The discussion also touched on global oil prices. The Fuel Fund Management Committee approved reducing fund levy rates for diesel and gasoline, leading to a decrease in retail diesel prices. While global crude oil prices have dropped, the refining margin in Thailand has increased, raising public suspicion. The Energy Minister pledged to monitor oil prices and consider a second distillation to alleviate the cost of living, with results expected by April 23rd. The Oil Fund's daily burden has significantly decreased, improving its liquidity.

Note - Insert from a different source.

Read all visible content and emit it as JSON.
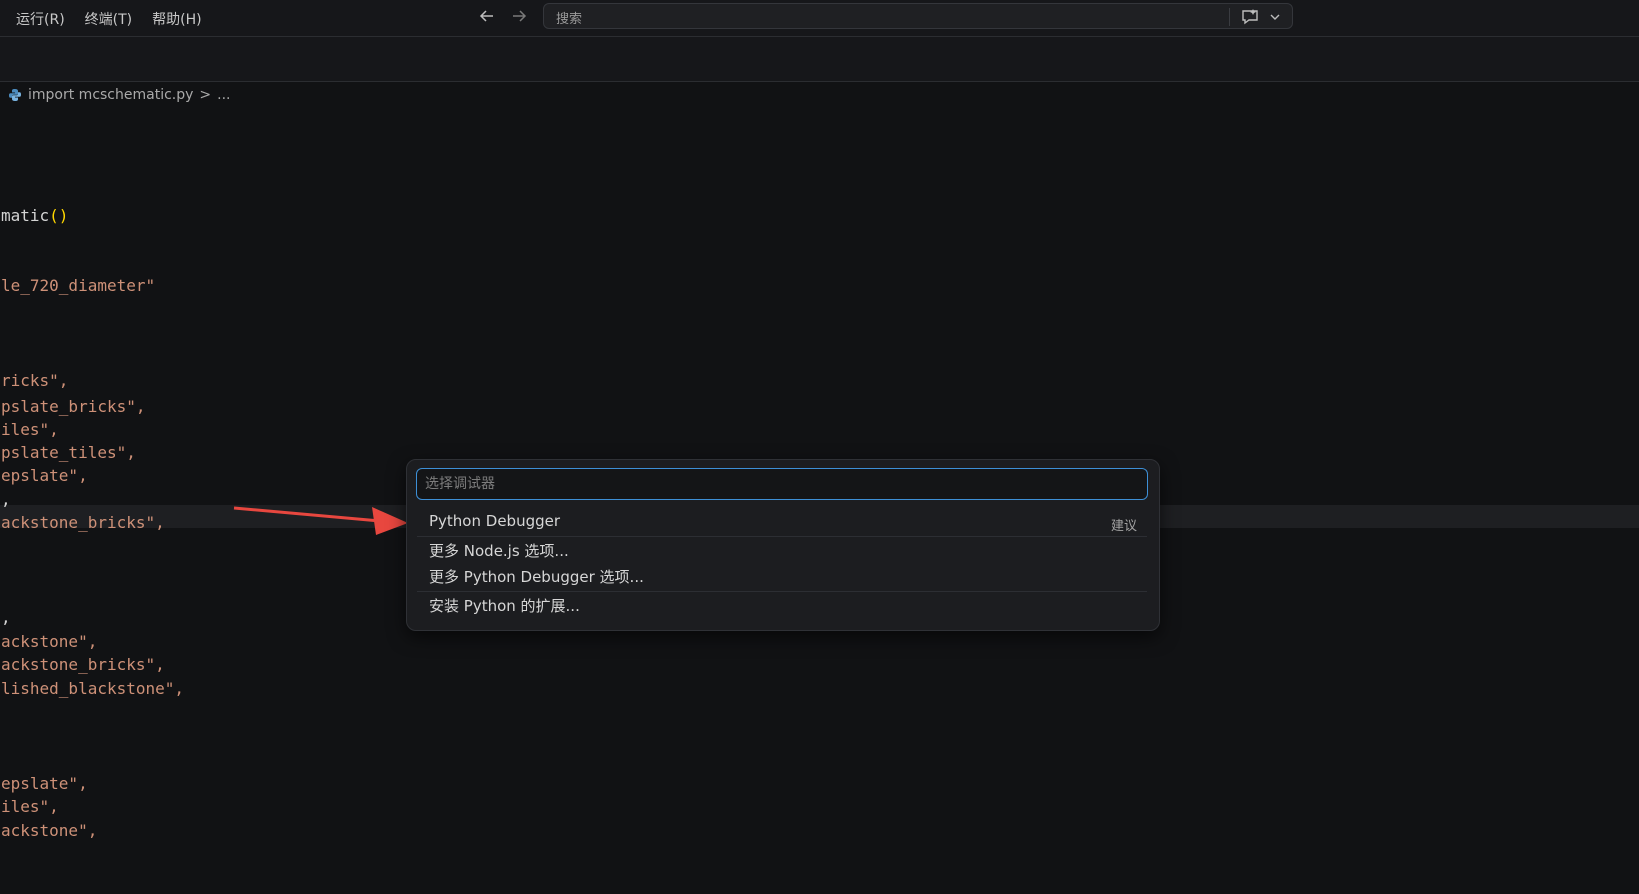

ASEAN countries, including Malaysia, Indonesia, and Vietnam, are actively seeking to diversify their energy sources, with increased interest in importing oil from Russia due to geopolitical shifts and existing good diplomatic relations. The Philippines, a strong US ally, has declared a national energy emergency and is seeking US assistance to ease restrictions on buying oil, while also considering suppliers from South America, Canada, and the US.
Finally, the program covered two major US developments:
1. **US Federal Reserve:** Kevin Warsh, nominated for Fed President, emphasized focusing on inflation control and the Fed's independence, criticizing its past involvement in issues like climate change or social inequality. This nomination faces potential obstacles, including an ongoing investigation into a previous restructuring project.
2. **Apple Leadership Change:** Tim Cook announced he would step down as CEO, passing the baton to Jeff Williams, Senior Vice President of Hardware Engineering, effective September 1st. Cook, who led Apple for 15 years after Steve Jobs, oversaw a 24-fold increase in market capitalization and transformed the iPhone into a platform for other successful products. Williams, a long-time Apple employee, is expected to lead the company into the future, particularly in the critical field of artificial intelligence, where Apple is seen as lagging behind competitors.